The grant or denial of the request is within the sole discretion of

the Court. Filing a request for an attorney does not extend your time

in which to file a civil action. Both the request and the civil action

must be filed within the time limits as stated in the paragraph above

("Right to File A Civil Action").

FOR THE COMMISSION:

2/18/00

DATE Carlton M. Hadden, Acting Director

Office of Federal Operations

CERTIFICATE OF MAILING

For timeliness purposes, the Commission will presume that this decision

was received within five (5) calendar days after it was mailed. I certify

that this decision was mailed to complainant, complainant's representative

(if applicable), and the agency on:

2/18/00

Date Equal Employment Assistant

1 On November 9, 1999, revised regulations governing the EEOC's federal

sector complaint process went into effect. These regulations apply to

all federal sector EEO complaints pending at any stage in the

administrative process. Consequently, the Commission will apply the

revised regulations found at 64 Fed. Reg. 37,644 (1999) where applicable,

in deciding the present appeal. The regulations, as amended, may also be

found at the Commission's website at WWW.EEOC.GOV.

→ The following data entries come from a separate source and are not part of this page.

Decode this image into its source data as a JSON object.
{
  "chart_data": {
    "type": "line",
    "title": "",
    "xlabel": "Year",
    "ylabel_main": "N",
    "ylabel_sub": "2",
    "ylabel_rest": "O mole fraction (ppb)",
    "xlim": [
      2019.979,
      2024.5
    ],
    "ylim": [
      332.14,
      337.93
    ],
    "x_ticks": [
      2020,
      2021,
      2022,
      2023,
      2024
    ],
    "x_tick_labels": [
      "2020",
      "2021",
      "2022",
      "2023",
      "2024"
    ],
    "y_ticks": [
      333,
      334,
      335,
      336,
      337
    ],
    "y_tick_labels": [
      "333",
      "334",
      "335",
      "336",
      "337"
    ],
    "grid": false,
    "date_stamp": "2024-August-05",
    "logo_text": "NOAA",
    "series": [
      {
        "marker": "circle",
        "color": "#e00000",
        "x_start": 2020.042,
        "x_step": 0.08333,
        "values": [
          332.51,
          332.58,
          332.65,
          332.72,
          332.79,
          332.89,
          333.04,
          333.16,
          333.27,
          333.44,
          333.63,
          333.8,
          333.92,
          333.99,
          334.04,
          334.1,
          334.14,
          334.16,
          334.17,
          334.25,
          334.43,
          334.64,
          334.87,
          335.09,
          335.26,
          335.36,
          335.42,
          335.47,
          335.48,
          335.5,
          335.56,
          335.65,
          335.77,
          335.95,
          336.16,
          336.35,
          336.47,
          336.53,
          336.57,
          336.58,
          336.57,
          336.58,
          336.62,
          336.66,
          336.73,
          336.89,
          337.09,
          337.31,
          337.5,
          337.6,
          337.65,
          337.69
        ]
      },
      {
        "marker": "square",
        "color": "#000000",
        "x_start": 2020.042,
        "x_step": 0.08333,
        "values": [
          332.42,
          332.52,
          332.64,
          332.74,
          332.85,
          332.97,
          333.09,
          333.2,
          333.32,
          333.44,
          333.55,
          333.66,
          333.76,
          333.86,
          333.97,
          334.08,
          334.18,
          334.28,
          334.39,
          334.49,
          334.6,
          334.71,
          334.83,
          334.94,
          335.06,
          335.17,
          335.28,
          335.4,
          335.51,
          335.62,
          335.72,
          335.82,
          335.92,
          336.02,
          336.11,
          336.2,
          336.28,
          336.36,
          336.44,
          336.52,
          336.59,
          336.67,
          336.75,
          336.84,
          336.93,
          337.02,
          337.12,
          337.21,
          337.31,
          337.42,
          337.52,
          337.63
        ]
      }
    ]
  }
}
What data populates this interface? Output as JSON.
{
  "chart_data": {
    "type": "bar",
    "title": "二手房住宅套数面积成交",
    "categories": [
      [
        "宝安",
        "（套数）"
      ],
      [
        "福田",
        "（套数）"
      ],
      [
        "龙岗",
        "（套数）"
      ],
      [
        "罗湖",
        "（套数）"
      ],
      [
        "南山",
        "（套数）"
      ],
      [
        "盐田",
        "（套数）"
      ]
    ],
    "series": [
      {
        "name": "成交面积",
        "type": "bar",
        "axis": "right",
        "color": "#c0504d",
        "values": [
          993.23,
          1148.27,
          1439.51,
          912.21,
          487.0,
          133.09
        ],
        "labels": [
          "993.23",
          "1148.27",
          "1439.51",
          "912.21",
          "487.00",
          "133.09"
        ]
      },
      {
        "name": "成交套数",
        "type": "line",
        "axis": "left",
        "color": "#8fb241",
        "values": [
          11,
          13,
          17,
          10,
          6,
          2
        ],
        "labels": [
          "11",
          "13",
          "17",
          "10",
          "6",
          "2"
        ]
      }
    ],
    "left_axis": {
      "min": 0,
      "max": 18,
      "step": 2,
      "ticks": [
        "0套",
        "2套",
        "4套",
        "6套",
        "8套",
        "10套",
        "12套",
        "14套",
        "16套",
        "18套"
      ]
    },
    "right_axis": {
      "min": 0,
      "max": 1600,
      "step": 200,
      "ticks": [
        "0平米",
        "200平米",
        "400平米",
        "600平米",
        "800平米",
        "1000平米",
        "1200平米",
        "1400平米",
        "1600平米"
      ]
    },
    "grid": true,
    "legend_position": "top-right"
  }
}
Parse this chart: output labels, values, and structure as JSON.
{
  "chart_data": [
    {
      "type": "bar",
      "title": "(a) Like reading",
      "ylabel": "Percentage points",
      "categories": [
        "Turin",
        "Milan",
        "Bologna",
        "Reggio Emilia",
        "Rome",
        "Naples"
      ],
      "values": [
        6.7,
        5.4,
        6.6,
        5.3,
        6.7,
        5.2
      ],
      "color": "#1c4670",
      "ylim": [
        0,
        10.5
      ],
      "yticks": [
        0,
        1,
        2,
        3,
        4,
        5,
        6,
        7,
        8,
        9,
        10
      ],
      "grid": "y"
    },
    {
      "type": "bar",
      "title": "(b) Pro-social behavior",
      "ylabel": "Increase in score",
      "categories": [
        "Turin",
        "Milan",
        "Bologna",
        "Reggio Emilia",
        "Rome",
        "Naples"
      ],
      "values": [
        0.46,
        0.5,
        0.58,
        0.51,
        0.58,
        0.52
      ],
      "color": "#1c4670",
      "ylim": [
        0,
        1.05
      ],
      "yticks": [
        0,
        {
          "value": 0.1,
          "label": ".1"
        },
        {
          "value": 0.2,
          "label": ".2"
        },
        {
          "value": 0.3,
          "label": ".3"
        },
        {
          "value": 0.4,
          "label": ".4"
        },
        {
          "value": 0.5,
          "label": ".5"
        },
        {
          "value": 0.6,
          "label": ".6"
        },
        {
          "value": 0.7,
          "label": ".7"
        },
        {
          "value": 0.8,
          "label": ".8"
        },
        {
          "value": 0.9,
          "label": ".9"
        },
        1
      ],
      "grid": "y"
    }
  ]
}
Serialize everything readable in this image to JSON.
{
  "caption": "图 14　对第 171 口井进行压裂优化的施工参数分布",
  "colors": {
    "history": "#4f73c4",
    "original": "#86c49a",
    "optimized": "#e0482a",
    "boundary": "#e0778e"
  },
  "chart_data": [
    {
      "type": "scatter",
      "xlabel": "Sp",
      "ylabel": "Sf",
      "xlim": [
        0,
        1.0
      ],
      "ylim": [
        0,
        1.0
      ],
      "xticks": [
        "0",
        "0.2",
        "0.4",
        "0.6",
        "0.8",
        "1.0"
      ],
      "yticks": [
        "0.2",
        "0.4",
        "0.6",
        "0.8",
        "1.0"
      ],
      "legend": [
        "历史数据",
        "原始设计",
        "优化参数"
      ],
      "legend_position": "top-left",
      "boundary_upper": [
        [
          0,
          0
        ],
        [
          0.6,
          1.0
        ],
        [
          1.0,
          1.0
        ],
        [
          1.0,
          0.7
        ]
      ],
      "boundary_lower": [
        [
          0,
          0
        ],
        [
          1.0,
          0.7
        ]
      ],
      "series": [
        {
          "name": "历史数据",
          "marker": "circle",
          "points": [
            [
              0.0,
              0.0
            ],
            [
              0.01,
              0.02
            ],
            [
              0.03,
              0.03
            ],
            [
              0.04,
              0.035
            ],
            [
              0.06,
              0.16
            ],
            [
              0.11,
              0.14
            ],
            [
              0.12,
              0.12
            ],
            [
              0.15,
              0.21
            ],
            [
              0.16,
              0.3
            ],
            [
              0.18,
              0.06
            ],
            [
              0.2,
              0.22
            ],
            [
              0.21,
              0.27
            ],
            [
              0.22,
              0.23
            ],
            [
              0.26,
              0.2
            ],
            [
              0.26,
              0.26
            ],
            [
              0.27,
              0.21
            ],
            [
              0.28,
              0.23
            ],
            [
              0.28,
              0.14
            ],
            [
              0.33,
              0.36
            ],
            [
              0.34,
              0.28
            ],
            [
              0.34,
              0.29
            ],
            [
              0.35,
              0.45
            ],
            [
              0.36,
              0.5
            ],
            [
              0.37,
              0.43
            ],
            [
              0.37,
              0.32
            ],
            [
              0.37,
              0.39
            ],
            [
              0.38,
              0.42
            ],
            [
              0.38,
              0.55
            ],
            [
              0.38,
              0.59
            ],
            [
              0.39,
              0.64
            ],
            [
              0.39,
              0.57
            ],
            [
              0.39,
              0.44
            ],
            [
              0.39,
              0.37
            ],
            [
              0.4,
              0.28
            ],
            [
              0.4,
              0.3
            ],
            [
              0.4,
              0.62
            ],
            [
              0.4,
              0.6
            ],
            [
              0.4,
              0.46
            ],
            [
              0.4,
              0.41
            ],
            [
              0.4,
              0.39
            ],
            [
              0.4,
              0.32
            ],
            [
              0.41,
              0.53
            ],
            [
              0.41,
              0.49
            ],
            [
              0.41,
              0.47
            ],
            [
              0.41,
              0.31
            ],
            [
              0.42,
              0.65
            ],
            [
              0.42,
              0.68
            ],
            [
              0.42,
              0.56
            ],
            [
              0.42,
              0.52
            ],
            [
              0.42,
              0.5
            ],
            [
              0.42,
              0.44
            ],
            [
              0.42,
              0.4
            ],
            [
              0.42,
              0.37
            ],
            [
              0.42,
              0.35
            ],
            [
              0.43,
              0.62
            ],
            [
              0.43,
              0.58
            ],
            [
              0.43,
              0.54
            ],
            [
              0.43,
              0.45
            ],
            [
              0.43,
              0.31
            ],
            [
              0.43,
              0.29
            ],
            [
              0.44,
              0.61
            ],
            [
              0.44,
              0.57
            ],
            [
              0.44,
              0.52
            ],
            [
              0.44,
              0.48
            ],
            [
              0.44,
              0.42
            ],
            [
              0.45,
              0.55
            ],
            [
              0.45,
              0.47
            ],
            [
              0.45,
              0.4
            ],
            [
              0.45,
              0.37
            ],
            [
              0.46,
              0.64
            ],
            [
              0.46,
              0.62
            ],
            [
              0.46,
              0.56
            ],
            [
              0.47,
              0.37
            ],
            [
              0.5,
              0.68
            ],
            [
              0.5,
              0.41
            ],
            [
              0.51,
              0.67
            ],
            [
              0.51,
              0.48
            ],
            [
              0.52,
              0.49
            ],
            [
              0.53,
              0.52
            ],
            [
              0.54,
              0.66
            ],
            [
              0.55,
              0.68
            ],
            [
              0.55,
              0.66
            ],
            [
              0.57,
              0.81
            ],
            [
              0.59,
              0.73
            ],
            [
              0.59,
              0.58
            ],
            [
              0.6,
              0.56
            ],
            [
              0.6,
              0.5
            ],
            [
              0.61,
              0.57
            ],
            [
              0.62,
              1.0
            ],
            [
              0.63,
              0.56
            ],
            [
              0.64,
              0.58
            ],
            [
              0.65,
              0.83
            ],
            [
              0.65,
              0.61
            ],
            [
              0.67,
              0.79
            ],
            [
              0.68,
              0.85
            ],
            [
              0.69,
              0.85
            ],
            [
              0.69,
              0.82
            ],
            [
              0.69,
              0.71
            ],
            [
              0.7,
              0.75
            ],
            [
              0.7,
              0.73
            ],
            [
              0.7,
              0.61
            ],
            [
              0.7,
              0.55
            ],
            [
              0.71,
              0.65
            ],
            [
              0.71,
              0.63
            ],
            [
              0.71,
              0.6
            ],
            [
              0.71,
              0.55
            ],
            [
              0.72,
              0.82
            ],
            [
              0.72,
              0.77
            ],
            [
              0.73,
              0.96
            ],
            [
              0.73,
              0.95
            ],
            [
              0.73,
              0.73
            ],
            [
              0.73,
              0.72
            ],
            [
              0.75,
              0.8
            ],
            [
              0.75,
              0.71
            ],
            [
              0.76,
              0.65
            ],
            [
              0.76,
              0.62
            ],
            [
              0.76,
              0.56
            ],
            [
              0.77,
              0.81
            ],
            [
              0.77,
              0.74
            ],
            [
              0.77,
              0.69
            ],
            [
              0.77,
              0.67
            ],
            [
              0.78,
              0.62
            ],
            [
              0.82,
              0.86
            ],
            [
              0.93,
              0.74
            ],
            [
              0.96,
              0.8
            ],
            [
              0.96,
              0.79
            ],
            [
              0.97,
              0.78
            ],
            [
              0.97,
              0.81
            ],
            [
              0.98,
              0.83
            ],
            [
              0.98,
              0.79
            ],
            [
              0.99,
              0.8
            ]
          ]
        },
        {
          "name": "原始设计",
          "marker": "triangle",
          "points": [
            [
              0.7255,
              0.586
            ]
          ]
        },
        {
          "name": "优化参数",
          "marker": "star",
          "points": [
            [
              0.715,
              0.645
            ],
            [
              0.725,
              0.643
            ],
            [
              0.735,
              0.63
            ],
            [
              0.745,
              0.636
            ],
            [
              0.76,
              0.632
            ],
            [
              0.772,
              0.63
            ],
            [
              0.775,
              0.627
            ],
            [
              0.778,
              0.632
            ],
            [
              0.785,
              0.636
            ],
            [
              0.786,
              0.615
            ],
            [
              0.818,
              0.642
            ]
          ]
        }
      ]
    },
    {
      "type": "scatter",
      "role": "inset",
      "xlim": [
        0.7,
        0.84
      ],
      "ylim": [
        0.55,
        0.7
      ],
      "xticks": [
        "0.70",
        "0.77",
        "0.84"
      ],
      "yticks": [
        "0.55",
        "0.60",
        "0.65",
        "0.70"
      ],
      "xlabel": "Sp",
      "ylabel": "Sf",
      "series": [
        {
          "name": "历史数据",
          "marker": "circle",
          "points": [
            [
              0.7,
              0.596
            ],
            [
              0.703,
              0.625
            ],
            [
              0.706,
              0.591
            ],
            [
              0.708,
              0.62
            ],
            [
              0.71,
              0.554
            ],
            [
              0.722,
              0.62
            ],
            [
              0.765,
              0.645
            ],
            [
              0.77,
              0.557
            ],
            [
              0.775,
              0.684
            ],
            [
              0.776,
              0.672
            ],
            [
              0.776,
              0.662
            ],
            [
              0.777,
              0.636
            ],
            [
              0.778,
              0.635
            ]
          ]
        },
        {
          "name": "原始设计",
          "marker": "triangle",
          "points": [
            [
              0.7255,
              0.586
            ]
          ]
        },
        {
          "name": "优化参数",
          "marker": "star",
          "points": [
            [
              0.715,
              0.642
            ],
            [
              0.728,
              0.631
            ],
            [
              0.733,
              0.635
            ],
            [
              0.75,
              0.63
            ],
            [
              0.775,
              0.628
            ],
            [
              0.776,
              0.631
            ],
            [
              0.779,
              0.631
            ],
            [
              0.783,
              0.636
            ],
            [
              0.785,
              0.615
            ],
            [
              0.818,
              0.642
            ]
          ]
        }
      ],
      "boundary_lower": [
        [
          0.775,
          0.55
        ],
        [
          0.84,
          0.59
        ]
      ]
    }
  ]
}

2 Complainant disputes most of the contents of her affidavit which

the investigator provided following an interview of complainant, but

has provided a supplemental statement for the record. Accordingly, the

Commission has disregarded the contested affidavit and instead considers

the supplement statement in its place.

3 While complainant has alleged that S1 made disturbing comments

to her such as "don't you believe in birth control," and "Hispanic

women are lazy," we find that the preponderance of record fails to

support complainant's allegation. S1 categorically denies making any

derogatory statement regarding complainant's pregnancy or Hispanic women.

In addition, despite complainant's assertions, none of the witnesses

identified by complainant confirmed hearing S1 make such statements.

Moreover, many of the witnesses found it unlikely that the alleged

statements were made by S1. It should be noted that complainant failed

to request a hearing at which the credibility of the witnesses could

have been explored.

4 D1 was the Reviewing Approving Official for complainant's 1994 PIPR.